Carbon Capture to Reach Carbon Neutral Vehicles: CO2-Derived Platform Molecules for Polyurethane Foams
Led by Dr. Ellen Lee, Ford Motor Company
Ford is working to decarbonize polyurethane foams by creating products from waste CO2. Over the course of this project, which kicked off in late 2022, Ford is creating two polyurethane (PU) foam formulations using polyol synthesized from recycled, captured CO2: a high resiliency foam for car seats and a dampening foam to reduce noise, vibration, and harshness. Since small chemical changes can significantly impact product quality, the project includes development of a machine learning model to optimize both polyol chemical structure and foam formulations while maintaining necessary stability and performance expectations. This model will further inform the maximum amount of CO2 which can be incorporated into foam products and paired with other sustainable feedstocks to accelerate decarbonization efforts.
This project’s technology could offset more than 126 million pounds of the current fossil-fuel- derived polyurethane foams used in the automotive industry and could impact emission reduction research for polyurethane foams used in a variety of other applications from sofas to construction insulation. Current lab-scale results have achieved high polyol conversion rates, supporting the development of a 100% renewable polyol.
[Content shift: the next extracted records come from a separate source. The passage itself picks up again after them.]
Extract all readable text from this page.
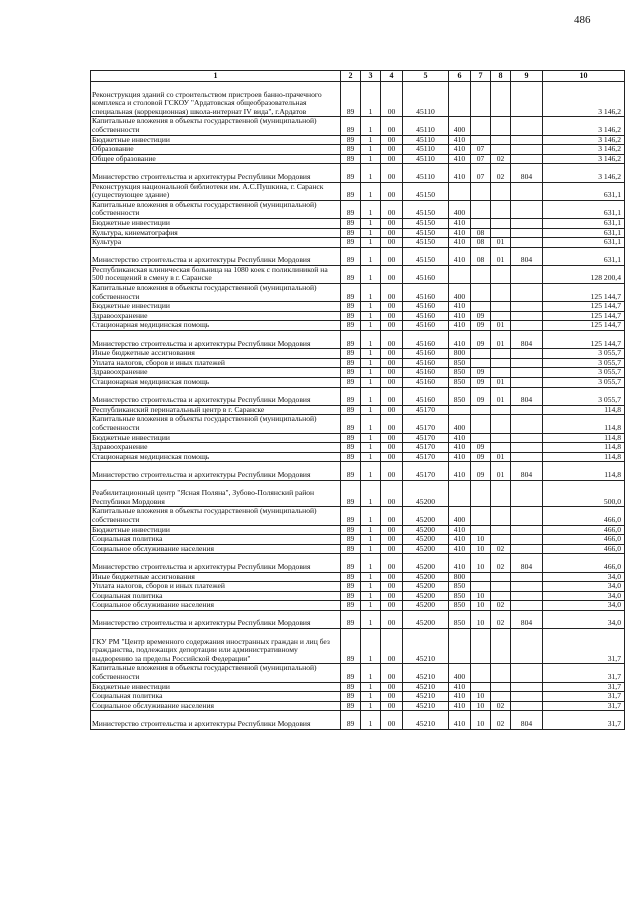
486
1	2	3	4	5	6	7	8	9	10
Реконструкция зданий со строительством пристроев банно-прачечного комплекса и столовой ГСКОУ "Ардатовская общеобразовательная специальная (коррекционная) школа-интернат IV вида", г.Ардатов	89	1	00	45110					3 146,2
Капитальные вложения в объекты государственной (муниципальной) собственности	89	1	00	45110	400				3 146,2
Бюджетные инвестиции	89	1	00	45110	410				3 146,2
Образование	89	1	00	45110	410	07			3 146,2
Общее образование	89	1	00	45110	410	07	02		3 146,2
Министерство строительства и архитектуры Республики Мордовия	89	1	00	45110	410	07	02	804	3 146,2
Реконструкция национальной библиотеки им. А.С.Пушкина, г. Саранск (существующее здание)	89	1	00	45150					631,1
Капитальные вложения в объекты государственной (муниципальной) собственности	89	1	00	45150	400				631,1
Бюджетные инвестиции	89	1	00	45150	410				631,1
Культура, кинематография	89	1	00	45150	410	08			631,1
Культура	89	1	00	45150	410	08	01		631,1
Министерство строительства и архитектуры Республики Мордовия	89	1	00	45150	410	08	01	804	631,1
Республиканская клиническая больница на 1080 коек с поликлиникой на 500 посещений в смену в г. Саранске	89	1	00	45160					128 200,4
Капитальные вложения в объекты государственной (муниципальной) собственности	89	1	00	45160	400				125 144,7
Бюджетные инвестиции	89	1	00	45160	410				125 144,7
Здравоохранение	89	1	00	45160	410	09			125 144,7
Стационарная медицинская помощь	89	1	00	45160	410	09	01		125 144,7
Министерство строительства и архитектуры Республики Мордовия	89	1	00	45160	410	09	01	804	125 144,7
Иные бюджетные ассигнования	89	1	00	45160	800				3 055,7
Уплата налогов, сборов и иных платежей	89	1	00	45160	850				3 055,7
Здравоохранение	89	1	00	45160	850	09			3 055,7
Стационарная медицинская помощь	89	1	00	45160	850	09	01		3 055,7
Министерство строительства и архитектуры Республики Мордовия	89	1	00	45160	850	09	01	804	3 055,7
Республиканский перинатальный центр в г. Саранске	89	1	00	45170					114,8
Капитальные вложения в объекты государственной (муниципальной) собственности	89	1	00	45170	400				114,8
Бюджетные инвестиции	89	1	00	45170	410				114,8
Здравоохранение	89	1	00	45170	410	09			114,8
Стационарная медицинская помощь	89	1	00	45170	410	09	01		114,8
Министерство строительства и архитектуры Республики Мордовия	89	1	00	45170	410	09	01	804	114,8
Реабилитационный центр "Ясная Поляна", Зубово-Полянский район Республики Мордовия	89	1	00	45200					500,0
Капитальные вложения в объекты государственной (муниципальной) собственности	89	1	00	45200	400				466,0
Бюджетные инвестиции	89	1	00	45200	410				466,0
Социальная политика	89	1	00	45200	410	10			466,0
Социальное обслуживание населения	89	1	00	45200	410	10	02		466,0
Министерство строительства и архитектуры Республики Мордовия	89	1	00	45200	410	10	02	804	466,0
Иные бюджетные ассигнования	89	1	00	45200	800				34,0
Уплата налогов, сборов и иных платежей	89	1	00	45200	850				34,0
Социальная политика	89	1	00	45200	850	10			34,0
Социальное обслуживание населения	89	1	00	45200	850	10	02		34,0
Министерство строительства и архитектуры Республики Мордовия	89	1	00	45200	850	10	02	804	34,0
ГКУ РМ "Центр временного содержания иностранных граждан и лиц без гражданства, подлежащих депортации или административному выдворению за пределы Российской Федерации"	89	1	00	45210					31,7
Капитальные вложения в объекты государственной (муниципальной) собственности	89	1	00	45210	400				31,7
Бюджетные инвестиции	89	1	00	45210	410				31,7
Социальная политика	89	1	00	45210	410	10			31,7
Социальное обслуживание населения	89	1	00	45210	410	10	02		31,7
Министерство строительства и архитектуры Республики Мордовия	89	1	00	45210	410	10	02	804	31,7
By the end of the project, Ford aims to produce an economically viable, sustainably sourced commercial foam product.
Read more here about ongoing work in advancing tools to measure, model, and analyze catalysts at the molecular level on timescale relevant to individual reaction steps and one-step electrochemical CO2-to-ethylene conversion.
These are just a few highlights of the exciting work IEDO is supporting to accelerate sustainable carbon sources for fuels and products. The chemicals industry is vast and complex and critically dependent on inputs that need to be sustainable to accomplish bold net-zero emission goals for the clean energy economy. IEDO will continue to drive progress in overcoming the challenges associated with the sourcing and conversion of chemical inputs that are needed to steer the chemical industry closer to economy-wide carbon neutrality. IEDO will also prioritize the innovation and development of processes to help in transforming sustainable feedstocks and scaling up technologies for commercialization.
The Industrial Efficiency and Decarbonization Office (IEDO) supports innovation in technologies and the adoption of practices to enable the industrial sector to cost-effectively reduce greenhouse gas emissions. Learn more about IEDO here.
 In 2020, the U.S. industrial sector emitted about 1,360 million metric tons of energy-related CO2. Within that, bulk chemicals accounted for 274 million MTCO2 and Refining accounted for 235 million MTCO2.